Integration: cTrader WebSocket `live.ctraderapi.com:5035`, OAuth2 authentication, Protobuf message encoding, FIX protocol.

---

## Features

### ⚡ Numba Backtest
- 735M bars/second (0.003s for 2.26M bars)
- JIT-compiled profit/drawdown/sharpe computation
- Signal construction via pandas resample + TA-Lib (~0.4s) is the bottleneck

### 🔍 Four Discovery Methods
- **Explore**: Random indicator + timeframe + parameters
- **Exploit**: Mutation of top-5 SOTA strategies (parameter tweak, indicator swap, timeframe change)
- **Optuna**: 20-trial TPE hyperparameter optimization on best strategy
- **LightGBM**: ML classifier on SOTA indicator signals (80/20 train/test split)

### 📊 TA-Lib Integration
- 17 indicators with full parameter ranges
- Auto-guard against bad parameters (negative/zero values that crash TA-Lib)
- Multi-timeframe voting with configurable threshold

### 🔒 Security & Quality
- 0 Dependabot alerts, 0 CodeScan alerts
- No proprietary terms in git history
- Closed-source detection CI

---

## Project Structure

```
nexquant/
├── scripts/ # Strategy discovery & trading
│ ├── nexquant_rd_loop.py # High-speed R&D loop (Numba + Optuna + ML)
│ ├── nexquant_priceaction_loop.py # TA-Lib grid search loop
│ ├── nexquant_portfolio_optimizer.py # Correlation-aware portfolio selection
│ ├── nexquant_gridsearch.py # Deterministic parameter grid search
│ ├── nexquant_daily_strategies.py # Daily Kronos + factor combinations
│ ├── nexquant_gen_strategies_real_bt.py # LLM-based strategy generation
│ ├── nexquant_autopilot.py # 24/7 continuous generator
│ └── nexquant_parallel.py # Multi-instance parallel runs
├── rdagent/ # Core framework (LLM-based, see note below)
│ ├── app/ # CLI and scenario apps
│ ├── components/ # Backtest engine, protections, coders
│ ├── core/ # Core abstractions
│ ├── scenarios/ # Domain-specific scenarios
│ └── utils/ # Utilities
├── git_ignore_folder/ # Closed-source (never committed)
│ ├── nexquant_live_trader.py # cTrader live trading
│ ├── nexquant_fix_trader.py # FIX protocol trader
│ ├── intraday_pv_all.h5 # OHLCV data
│ ├── gbpusdt_1min.h5 # GBP/USD data
│ └── btc_1min.h5 # BTC data
├── test/ # 1,125+ collected tests
├── data_config.yaml # Walk-forward split configuration
├── requirements.txt # Dependencies
└── AGENTS.md # Agent configuration & workflow guide
```

> **Note on `rdagent/`**: The LLM-based R&D framework (`rdagent fin_quant`) is part of the codebase but the Qlib/CoSTEER pipeline currently produces zero factors.
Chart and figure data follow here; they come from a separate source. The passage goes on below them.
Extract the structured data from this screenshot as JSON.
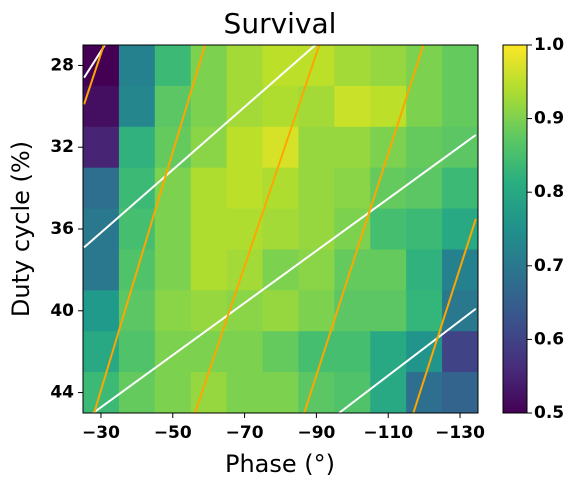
{
  "chart_data": {
    "type": "heatmap",
    "title": "Survival",
    "xlabel": "Phase (°)",
    "ylabel": "Duty cycle (%)",
    "x": [
      -30,
      -40,
      -50,
      -60,
      -70,
      -80,
      -90,
      -100,
      -110,
      -120,
      -130
    ],
    "y": [
      28,
      30,
      32,
      34,
      36,
      38,
      40,
      42,
      44
    ],
    "values": [
      [
        0.5,
        0.72,
        0.84,
        0.9,
        0.93,
        0.95,
        0.95,
        0.93,
        0.92,
        0.9,
        0.88
      ],
      [
        0.52,
        0.73,
        0.87,
        0.9,
        0.93,
        0.94,
        0.93,
        0.96,
        0.95,
        0.9,
        0.88
      ],
      [
        0.55,
        0.82,
        0.88,
        0.91,
        0.95,
        0.97,
        0.92,
        0.92,
        0.9,
        0.88,
        0.87
      ],
      [
        0.68,
        0.84,
        0.9,
        0.94,
        0.95,
        0.94,
        0.92,
        0.91,
        0.88,
        0.87,
        0.84
      ],
      [
        0.7,
        0.85,
        0.9,
        0.94,
        0.94,
        0.93,
        0.92,
        0.9,
        0.85,
        0.84,
        0.8
      ],
      [
        0.7,
        0.86,
        0.9,
        0.94,
        0.93,
        0.9,
        0.91,
        0.88,
        0.88,
        0.82,
        0.72
      ],
      [
        0.77,
        0.87,
        0.91,
        0.92,
        0.91,
        0.92,
        0.9,
        0.87,
        0.87,
        0.83,
        0.7
      ],
      [
        0.8,
        0.86,
        0.9,
        0.9,
        0.9,
        0.88,
        0.85,
        0.85,
        0.8,
        0.76,
        0.6
      ],
      [
        0.84,
        0.88,
        0.9,
        0.92,
        0.9,
        0.9,
        0.87,
        0.86,
        0.8,
        0.68,
        0.66
      ]
    ],
    "colormap": "viridis",
    "clim": [
      0.5,
      1.0
    ],
    "cticks": [
      0.5,
      0.6,
      0.7,
      0.8,
      0.9,
      {
        "value": 1,
        "label": "1.0"
      }
    ],
    "xlim": [
      -25,
      -135
    ],
    "ylim": [
      27,
      45
    ],
    "xticks": [
      {
        "value": -30,
        "label": "−30"
      },
      {
        "value": -50,
        "label": "−50"
      },
      {
        "value": -70,
        "label": "−70"
      },
      {
        "value": -90,
        "label": "−90"
      },
      {
        "value": -110,
        "label": "−110"
      },
      {
        "value": -130,
        "label": "−130"
      }
    ],
    "yticks": [
      28,
      32,
      36,
      40,
      44
    ],
    "lines": [
      {
        "color": "#ffffff",
        "x": [
          -25.3,
          -31.1
        ],
        "y": [
          28.6,
          27
        ]
      },
      {
        "color": "#ffffff",
        "x": [
          -25.3,
          -89.7
        ],
        "y": [
          36.9,
          27
        ]
      },
      {
        "color": "#ffffff",
        "x": [
          -27.8,
          -134.4
        ],
        "y": [
          45,
          31.4
        ]
      },
      {
        "color": "#ffffff",
        "x": [
          -96.3,
          -134.4
        ],
        "y": [
          45,
          39.9
        ]
      },
      {
        "color": "#ffa500",
        "x": [
          -25.3,
          -30.8
        ],
        "y": [
          29.9,
          27
        ]
      },
      {
        "color": "#ffa500",
        "x": [
          -28.1,
          -59.0
        ],
        "y": [
          45,
          27
        ]
      },
      {
        "color": "#ffa500",
        "x": [
          -56.2,
          -90.8
        ],
        "y": [
          45,
          27
        ]
      },
      {
        "color": "#ffa500",
        "x": [
          -86.6,
          -119.8
        ],
        "y": [
          45,
          27
        ]
      },
      {
        "color": "#ffa500",
        "x": [
          -117.0,
          -134.4
        ],
        "y": [
          45,
          35.5
        ]
      }
    ]
  }
}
The primary strategy discovery path is the Numba-based loop in `scripts/`.

---

## Installation

### Prerequisites
- **Conda** (Miniconda or Anaconda)
- **TA-Lib** system library (`apt install ta-lib` or `brew install ta-lib`)
- **Linux** (Ubuntu 22.04+)

### Install

```bash
git clone https://github.com/TPTBusiness/NexQuant && cd NexQuant
conda create -n nexquant python=3.10 -y && conda activate nexquant
pip install -e .
```

### Data
Place OHLCV HDF5 data at `git_ignore_folder/intraday_pv_all.h5`:
```python
# Format: MultiIndex (datetime, instrument), columns: $open $close $high $low $volume
df.to_hdf('git_ignore_folder/intraday_pv_all.h5', key='data')
```

---

## License

**GNU Affero General Public License v3.0 (AGPL-3.0)**. See [`LICENSE`](LICENSE).

---

## Disclaimer

NexQuant is provided for **research and educational purposes only**. Past performance does not guarantee future results. Users assume all liability.